When the executor processes CREATE TABLE, it:

  1. Opens a write transaction (or participates in the current one).
  2. Allocates a new TableId from the meta page sequence.
  3. Chooses the table layout:
    • no explicit PRIMARY KEYHeap
    • explicit PRIMARY KEYClustered
  4. Allocates the primary row-store root page:
    • HeapPageType::Data
    • ClusteredPageType::ClusteredLeaf
  5. Inserts a row into axiom_tables with {id, root_page_id, storage_layout, schema_name, table_name}.
  6. Inserts one row per column into axiom_columns.
  7. Persists index metadata:
    • clustered tables reuse table.root_page_id for the logical PRIMARY KEY index row
    • UNIQUE secondary indexes still allocate ordinary PageType::Index roots
  8. Appends all these mutations to the WAL.
  9. Commits (or defers the commit to the surrounding transaction).
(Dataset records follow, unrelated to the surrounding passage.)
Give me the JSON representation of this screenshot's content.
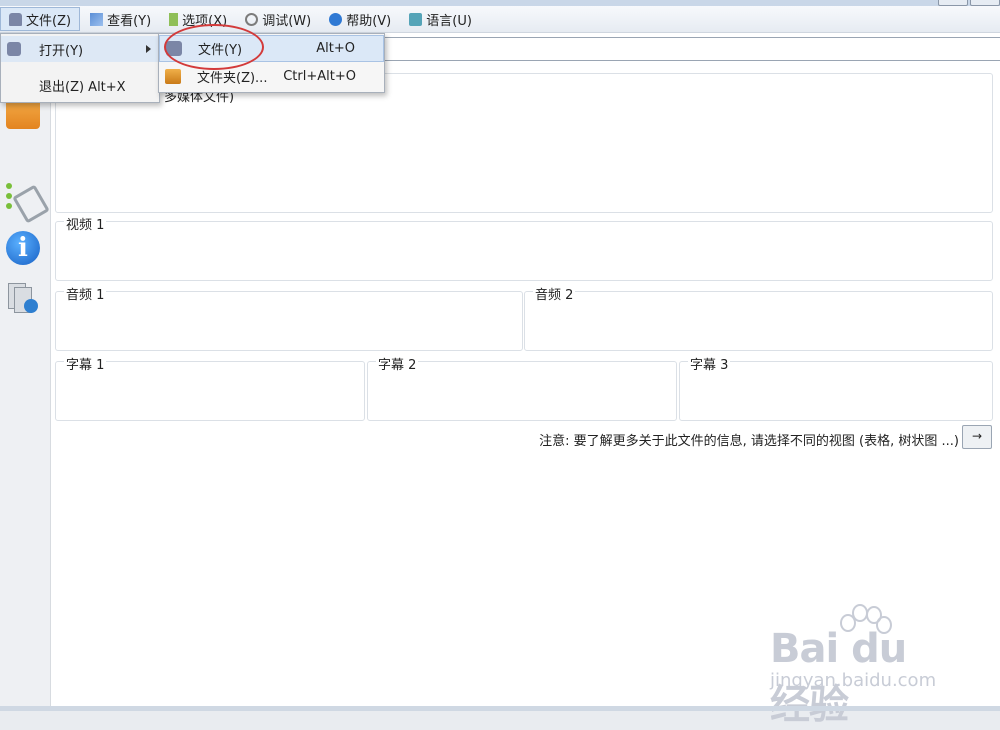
{
  "menubar": {
    "items": [
      {
        "label": "文件(Z)",
        "icon": "bell-icon"
      },
      {
        "label": "查看(Y)",
        "icon": "view-icon"
      },
      {
        "label": "选项(X)",
        "icon": "options-icon"
      },
      {
        "label": "调试(W)",
        "icon": "debug-icon"
      },
      {
        "label": "帮助(V)",
        "icon": "help-icon"
      },
      {
        "label": "语言(U)",
        "icon": "language-icon"
      }
    ]
  },
  "file_menu": {
    "open_label": "打开(Y)",
    "exit_label": "退出(Z) Alt+X"
  },
  "open_submenu": {
    "file_label": "文件(Y)",
    "file_shortcut": "Alt+O",
    "folder_label": "文件夹(Z)...",
    "folder_shortcut": "Ctrl+Alt+O"
  },
  "main": {
    "combo_button": "...",
    "general_text": "多媒体文件)",
    "video_label": "视频 1",
    "audio1_label": "音频 1",
    "audio2_label": "音频 2",
    "sub1_label": "字幕 1",
    "sub2_label": "字幕 2",
    "sub3_label": "字幕 3",
    "notice": "注意: 要了解更多关于此文件的信息, 请选择不同的视图 (表格, 树状图 ...)",
    "arrow_button": "→"
  },
  "watermark": {
    "brand": "Bai du 经验",
    "url": "jingyan.baidu.com"
  },
  "colors": {
    "highlight": "#dbe8f7",
    "annotation_circle": "#d33a3a",
    "panel_border": "#dbe0e6"
  }
}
The root_page_id stored in axiom_tables is now the single entry point for the table’s primary row store. Heap DML still uses it as the heap-chain root today; clustered INSERT / SELECT now use it as the clustered row-store root, while heap-only executor paths still reject clustered UPDATE / DELETE instead of touching the wrong page format.
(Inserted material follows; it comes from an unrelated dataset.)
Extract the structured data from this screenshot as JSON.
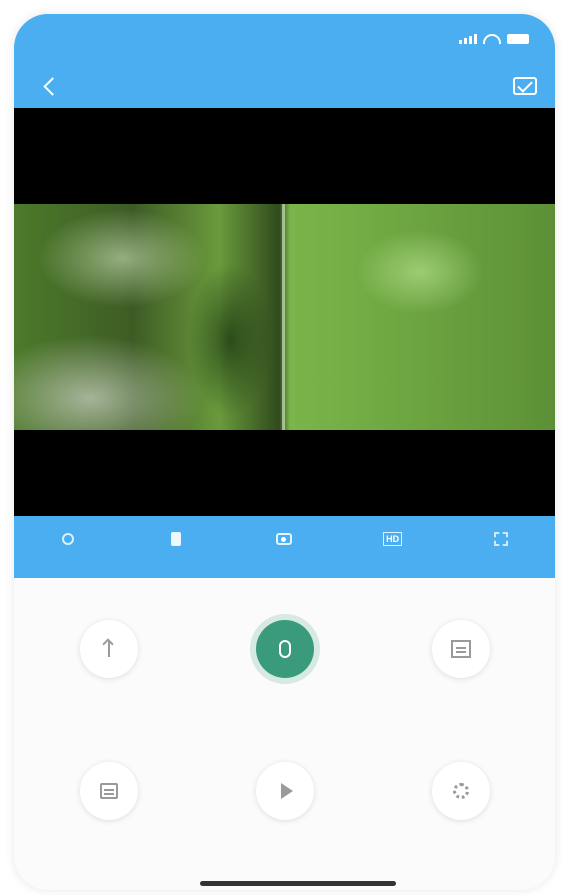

Because the catalog is stored in heap pages and indexed like any other table, all crash recovery mechanisms apply automatically: WAL replay will reconstruct the catalog state after a crash in the middle of CREATE TABLE, just as it would reconstruct any other table mutation.


Catalog Page Organization

Page 0:      Meta page (format_version, catalog_root_page, freelist_root_page, ...)
Page 1:      FreeList bitmap root
Pages 2–N:   B+ Tree pages for axiom_tables
Pages N+1–M: Heap pages for axiom_tables row data
Pages M+1–P: B+ Tree pages for axiom_columns
...
Pages P+1–Q: User table data begins here

The exact page assignments depend on database growth. Page 0 always remains the meta page. All other page assignments are dynamic — the freelist tracks which pages are in use, and the meta page records the root page IDs for each catalog B+ Tree.


Catalog Invariants

The following invariants must hold at all times. The startup verifier in axiomdb-sql::index_integrity now re-checks the index-related ones after WAL recovery and before server or embedded mode starts serving traffic:

  1. Every table listed in axiom_tables has at least one row in axiom_columns.
  2. Every column in axiom_columns references a table_id that exists in axiom_tables.
  3. Every index in axiom_indexes references a table_id that exists in axiom_tables.
  4. Every non-clustered root_page_id in axiom_indexes points to a page of type Index.
  5. A clustered table’s PRIMARY KEY metadata row in axiom_indexes reuses the table root_page_id and therefore may point to ClusteredLeaf / ClusteredInternal.
  6. Every column listed in an index definition exists in the referenced table.
  7. No two tables in the same schema have the same name.
  8. No two indexes on the same table have the same name.

Startup index integrity verification

For every catalog-visible heap table:

  1. enumerate the expected entries from heap-visible rows
  2. enumerate the actual B+ Tree entries from root_page_id
  3. compare them exactly
  4. if the tree is readable but divergent, rebuild a fresh root from heap
  5. rotate the catalog root in a WAL-protected transaction
  6. defer free of the old tree pages until commit durability is confirmed

Clustered tables are skipped for now because their logical PRIMARY KEY metadata no longer points at a classic B+ Tree root. If a heap-side tree cannot be traversed safely, open fails with IndexIntegrityFailure. The database does not enter a best-effort serving mode with an untrusted index.

⚙️
Design Decision — Heap As Source Of Truth Like SQLite's REINDEX, AxiomDB rebuilds a readable divergent index from heap rows instead of trying to patch arbitrary leaf-level damage in place. This keeps recovery logic small and makes the catalog root swap the only logical state transition.